Jusqu'alors, Reine s'était interdite de prononcer des mots si durs, soucieuse de ménager le respect qui était dû au père de ses enfants. Mais cette nuit avait déchiré le voile de l'immémoriale lutte apocalyptique entre d'un côté le créateur et son peuple et leurs détracteurs. Pute juive : le fin mot de l'histoire avait été donné.

Quand elle rentra chez elle, une fièvre de rangement l'agita : elle jeta les photos où Luc apparaissait, le moindre papier qui attestait sa présence -facture, relevé de compte-, les bijoux qu'il lui avait offert et mit son alliance dans un boîte hermétiquement fermée qu'elle alla enfouir, en plein milieu de la nuit, dans la clairière de la forêt, derrière chez elle. Un bâton d'encens trainaît dans un tiroir de la cuisine ; elle l'alluma et diffusa sa fumée dans toutes les pièces, comme dans de vieux rituels de purification. Après ces gestes de conjuration symbolique, elle appela Guillaume. Il ne répondait pas. S'y essaya à nouveau : rien. Elle l'avait envoyé promener sèchement et d'évidence, il ne serait pas facile de remonter le courant ; pourtant, les doutes, les angoisses qu'il soulevait comme les poussières amalgamées d'un présent troublé par un passé encore vif, s'étaient évanouis dans la clarté diabolique de Luc. Guillaume était son allié providentiel, s'il fallait ajouter à toute cette folle trame ses significations mystiques. Son allié ? Et peut-être plus : peut-être qu'ils se laveraient l'âme réciproquement dans les élans tendres et les caresses voluptueuses. De fait, après toute cette dépense à effacer superstitieusement les traces du passé, il lui apparut évident que Guillaume aurait dû être à ses côtés. Oh mais quelle idiote de l'avoir insulté quelques minutes auparavant, quelle idiote aussi de ne pas l'avoir retenu de revenir à Paris ! Il devait être farouche comme une biche maintenant.
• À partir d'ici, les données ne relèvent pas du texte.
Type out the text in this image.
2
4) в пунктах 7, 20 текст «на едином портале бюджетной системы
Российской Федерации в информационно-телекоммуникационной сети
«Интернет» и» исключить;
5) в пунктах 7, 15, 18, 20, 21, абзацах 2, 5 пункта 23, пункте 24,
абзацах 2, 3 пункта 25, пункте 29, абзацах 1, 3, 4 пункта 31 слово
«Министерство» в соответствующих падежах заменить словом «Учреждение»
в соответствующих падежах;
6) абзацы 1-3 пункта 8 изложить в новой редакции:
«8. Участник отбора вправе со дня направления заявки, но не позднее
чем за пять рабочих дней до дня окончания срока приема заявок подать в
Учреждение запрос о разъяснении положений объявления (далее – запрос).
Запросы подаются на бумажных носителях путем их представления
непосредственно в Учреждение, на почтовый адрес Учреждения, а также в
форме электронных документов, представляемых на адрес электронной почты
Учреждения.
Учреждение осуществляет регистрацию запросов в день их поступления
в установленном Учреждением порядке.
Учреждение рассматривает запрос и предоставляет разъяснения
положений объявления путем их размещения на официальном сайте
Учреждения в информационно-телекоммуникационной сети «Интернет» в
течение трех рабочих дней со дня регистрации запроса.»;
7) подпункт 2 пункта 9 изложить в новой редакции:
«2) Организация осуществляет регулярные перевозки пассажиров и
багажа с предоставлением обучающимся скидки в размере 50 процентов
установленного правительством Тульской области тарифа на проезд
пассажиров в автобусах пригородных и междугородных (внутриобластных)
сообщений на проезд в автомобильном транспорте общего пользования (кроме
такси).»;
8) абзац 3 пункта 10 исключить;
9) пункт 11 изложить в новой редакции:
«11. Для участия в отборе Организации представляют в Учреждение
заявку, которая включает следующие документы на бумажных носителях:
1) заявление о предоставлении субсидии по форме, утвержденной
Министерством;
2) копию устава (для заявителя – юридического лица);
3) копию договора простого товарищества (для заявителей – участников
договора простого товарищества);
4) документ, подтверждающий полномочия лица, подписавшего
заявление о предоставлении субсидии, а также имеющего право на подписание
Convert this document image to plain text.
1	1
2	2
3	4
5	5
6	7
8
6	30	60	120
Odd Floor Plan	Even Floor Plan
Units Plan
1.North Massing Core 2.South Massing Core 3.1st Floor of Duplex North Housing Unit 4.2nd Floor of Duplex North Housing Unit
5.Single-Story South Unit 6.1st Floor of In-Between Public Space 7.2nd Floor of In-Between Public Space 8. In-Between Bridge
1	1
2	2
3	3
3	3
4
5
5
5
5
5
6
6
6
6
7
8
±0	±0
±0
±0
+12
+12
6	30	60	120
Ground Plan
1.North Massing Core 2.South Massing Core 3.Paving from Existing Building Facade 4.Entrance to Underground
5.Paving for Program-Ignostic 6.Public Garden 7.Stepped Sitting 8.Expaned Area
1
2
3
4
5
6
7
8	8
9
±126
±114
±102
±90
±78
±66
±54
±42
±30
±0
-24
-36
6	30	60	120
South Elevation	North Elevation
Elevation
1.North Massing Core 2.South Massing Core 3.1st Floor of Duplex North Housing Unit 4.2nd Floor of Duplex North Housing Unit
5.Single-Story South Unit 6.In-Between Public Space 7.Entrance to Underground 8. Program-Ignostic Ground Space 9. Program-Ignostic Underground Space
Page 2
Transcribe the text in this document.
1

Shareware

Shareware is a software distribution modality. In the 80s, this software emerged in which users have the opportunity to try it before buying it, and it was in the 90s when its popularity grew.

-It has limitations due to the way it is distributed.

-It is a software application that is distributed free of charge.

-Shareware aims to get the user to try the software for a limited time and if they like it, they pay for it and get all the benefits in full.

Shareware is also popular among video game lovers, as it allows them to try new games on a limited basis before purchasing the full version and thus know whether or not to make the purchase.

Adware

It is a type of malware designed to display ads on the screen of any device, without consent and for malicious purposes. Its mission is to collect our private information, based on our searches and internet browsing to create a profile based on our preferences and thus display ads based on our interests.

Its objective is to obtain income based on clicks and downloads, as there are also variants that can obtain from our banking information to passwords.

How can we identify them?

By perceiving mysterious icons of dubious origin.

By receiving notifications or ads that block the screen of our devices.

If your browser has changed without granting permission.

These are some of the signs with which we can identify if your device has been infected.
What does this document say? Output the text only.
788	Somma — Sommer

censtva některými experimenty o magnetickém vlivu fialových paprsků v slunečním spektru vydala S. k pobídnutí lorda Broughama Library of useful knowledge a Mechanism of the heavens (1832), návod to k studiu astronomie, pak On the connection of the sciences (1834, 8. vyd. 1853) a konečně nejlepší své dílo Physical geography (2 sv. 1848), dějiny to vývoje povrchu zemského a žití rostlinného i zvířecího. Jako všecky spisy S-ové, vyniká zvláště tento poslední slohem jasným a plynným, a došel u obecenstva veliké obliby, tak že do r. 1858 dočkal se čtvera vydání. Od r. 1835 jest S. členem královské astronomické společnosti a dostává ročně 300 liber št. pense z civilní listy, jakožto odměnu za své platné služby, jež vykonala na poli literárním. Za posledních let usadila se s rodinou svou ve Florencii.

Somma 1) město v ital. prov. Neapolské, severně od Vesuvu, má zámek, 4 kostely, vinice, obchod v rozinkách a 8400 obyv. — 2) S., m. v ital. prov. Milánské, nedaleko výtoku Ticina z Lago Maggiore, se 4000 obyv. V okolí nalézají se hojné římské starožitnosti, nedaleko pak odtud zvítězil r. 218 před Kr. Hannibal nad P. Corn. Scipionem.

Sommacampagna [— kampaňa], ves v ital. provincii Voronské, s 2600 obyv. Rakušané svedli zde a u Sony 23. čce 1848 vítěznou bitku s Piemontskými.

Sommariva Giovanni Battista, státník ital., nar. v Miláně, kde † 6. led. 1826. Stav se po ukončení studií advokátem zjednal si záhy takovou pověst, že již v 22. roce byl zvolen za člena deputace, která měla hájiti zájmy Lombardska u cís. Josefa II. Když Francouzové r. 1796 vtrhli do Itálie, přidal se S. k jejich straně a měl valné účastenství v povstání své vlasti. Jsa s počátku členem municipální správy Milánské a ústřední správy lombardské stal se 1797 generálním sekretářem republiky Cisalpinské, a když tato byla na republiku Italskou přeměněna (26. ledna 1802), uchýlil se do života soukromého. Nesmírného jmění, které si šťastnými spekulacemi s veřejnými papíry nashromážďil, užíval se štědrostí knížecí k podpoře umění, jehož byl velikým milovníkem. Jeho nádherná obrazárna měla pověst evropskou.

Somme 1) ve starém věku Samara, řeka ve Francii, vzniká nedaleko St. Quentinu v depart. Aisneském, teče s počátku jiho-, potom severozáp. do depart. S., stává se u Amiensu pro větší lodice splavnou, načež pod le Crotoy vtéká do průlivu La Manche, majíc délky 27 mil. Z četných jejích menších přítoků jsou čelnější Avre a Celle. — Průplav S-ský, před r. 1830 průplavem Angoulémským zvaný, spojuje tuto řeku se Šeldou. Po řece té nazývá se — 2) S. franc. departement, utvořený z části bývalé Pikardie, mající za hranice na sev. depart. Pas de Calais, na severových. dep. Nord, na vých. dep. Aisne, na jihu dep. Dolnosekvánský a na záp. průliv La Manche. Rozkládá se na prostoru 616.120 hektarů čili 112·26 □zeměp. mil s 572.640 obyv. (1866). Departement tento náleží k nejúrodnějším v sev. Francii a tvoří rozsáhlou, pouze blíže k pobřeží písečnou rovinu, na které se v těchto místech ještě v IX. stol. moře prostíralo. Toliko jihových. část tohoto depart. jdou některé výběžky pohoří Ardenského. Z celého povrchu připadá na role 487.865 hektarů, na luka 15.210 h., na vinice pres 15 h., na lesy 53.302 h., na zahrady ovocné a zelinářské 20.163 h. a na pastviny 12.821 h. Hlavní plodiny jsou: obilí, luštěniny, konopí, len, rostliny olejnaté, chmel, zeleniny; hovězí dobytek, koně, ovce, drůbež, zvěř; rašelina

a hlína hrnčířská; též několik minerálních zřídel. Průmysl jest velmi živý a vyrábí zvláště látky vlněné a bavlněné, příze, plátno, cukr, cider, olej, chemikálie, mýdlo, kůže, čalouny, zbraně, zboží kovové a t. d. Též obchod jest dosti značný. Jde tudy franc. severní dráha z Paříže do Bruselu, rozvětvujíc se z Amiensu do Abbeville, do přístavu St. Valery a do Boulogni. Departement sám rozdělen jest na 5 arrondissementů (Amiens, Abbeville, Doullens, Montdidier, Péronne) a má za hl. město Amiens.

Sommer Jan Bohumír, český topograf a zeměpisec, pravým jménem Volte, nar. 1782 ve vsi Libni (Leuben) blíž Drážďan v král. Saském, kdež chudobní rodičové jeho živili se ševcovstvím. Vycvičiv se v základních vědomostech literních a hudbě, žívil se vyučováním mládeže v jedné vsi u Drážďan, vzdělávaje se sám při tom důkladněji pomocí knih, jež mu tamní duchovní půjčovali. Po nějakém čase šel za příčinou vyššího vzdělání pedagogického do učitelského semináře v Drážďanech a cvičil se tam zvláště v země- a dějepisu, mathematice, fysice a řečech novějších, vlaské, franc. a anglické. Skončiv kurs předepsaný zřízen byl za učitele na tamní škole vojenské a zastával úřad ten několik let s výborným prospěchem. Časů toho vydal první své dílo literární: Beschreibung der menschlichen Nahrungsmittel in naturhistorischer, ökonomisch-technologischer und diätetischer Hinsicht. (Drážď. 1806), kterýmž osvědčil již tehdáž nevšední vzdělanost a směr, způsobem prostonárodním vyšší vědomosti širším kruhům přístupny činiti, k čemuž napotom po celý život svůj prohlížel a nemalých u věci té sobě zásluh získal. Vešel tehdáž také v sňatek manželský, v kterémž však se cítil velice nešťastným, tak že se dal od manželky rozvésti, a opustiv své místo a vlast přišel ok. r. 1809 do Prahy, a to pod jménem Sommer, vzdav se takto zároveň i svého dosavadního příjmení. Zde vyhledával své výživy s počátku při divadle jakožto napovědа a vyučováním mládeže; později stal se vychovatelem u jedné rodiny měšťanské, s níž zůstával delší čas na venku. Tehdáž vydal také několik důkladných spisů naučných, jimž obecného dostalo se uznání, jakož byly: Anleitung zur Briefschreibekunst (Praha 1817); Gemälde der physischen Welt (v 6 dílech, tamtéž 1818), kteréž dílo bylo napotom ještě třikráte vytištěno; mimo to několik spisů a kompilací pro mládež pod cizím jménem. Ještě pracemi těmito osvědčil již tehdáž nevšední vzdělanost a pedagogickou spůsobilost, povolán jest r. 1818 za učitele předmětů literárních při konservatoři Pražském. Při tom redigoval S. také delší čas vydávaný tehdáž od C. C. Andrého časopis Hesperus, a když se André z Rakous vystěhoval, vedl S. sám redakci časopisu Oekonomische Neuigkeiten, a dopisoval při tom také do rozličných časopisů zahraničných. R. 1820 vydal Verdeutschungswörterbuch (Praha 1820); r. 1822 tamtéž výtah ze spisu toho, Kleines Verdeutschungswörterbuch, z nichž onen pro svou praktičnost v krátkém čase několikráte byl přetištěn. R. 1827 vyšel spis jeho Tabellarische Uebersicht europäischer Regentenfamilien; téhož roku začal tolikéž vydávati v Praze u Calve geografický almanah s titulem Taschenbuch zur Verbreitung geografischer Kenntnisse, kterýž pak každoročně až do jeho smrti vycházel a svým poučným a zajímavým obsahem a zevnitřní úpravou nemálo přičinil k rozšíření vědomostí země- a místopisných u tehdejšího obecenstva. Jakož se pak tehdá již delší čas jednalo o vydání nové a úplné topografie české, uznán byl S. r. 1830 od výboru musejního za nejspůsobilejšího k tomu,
Il fallait faire amende honorable avant de tout laisser filer... la vie est si prompte à reprendre ce que dans un élan inespéré, elle donne ! Et depuis combien de temps n'avait-elle pas été aussi généreuse ? Elle avait ouvert la grande faille qui mène droit aux enfers et Guillaume se tenait à l'opposé de cet entonnoir, signalait la sortie...et elle avait si mollement tendu sa main alors qu'il l'aidait à l'en extraire !

Elle rappela et tomba sur la messagerie : " C'est Reine, j'ai vu Luc ce soir et c'était affreux. Tu as raison, c'est toi qui as raison, il faut la vérité. Rappelle-moi, je t'en prie."

Peut-être n'écouterait-il pas, peut-être son éloignement était-il décidé et irrévocable ! 

Elle dormit mal, sa propre agitation la réveillait. Puis les yeux ouverts, elle se concentra sur les bruits de sa maison, le ronronnement du frigidaire qui lui parvenait de la cuisine, et ceux du toit. Des oiseaux nichaient sous les tuiles, mais ce qu'elle entendait ressemblait davantage à des déplacements de rongeurs, de mulots. Plus que l'appel de Guillaume qui ne venait pas, cette présence vivante la tracassait ; il faudrait qu'elle aille voir sous les combles si une famille de rongeurs ne s'était pas installée, lesquels finiraient par se frayer des passages, creuser des galeries, ronger le toit de la charpente. "C'est ça la vie, lutter en permanence contre tout ce qui la parasite, c'est à dire d'autres vies : le parasitisme réciproque est la Vie." Enfin au petit matin, elle put s'endormir profondément ; c'est son téléphone qui la sortit de la torpeur.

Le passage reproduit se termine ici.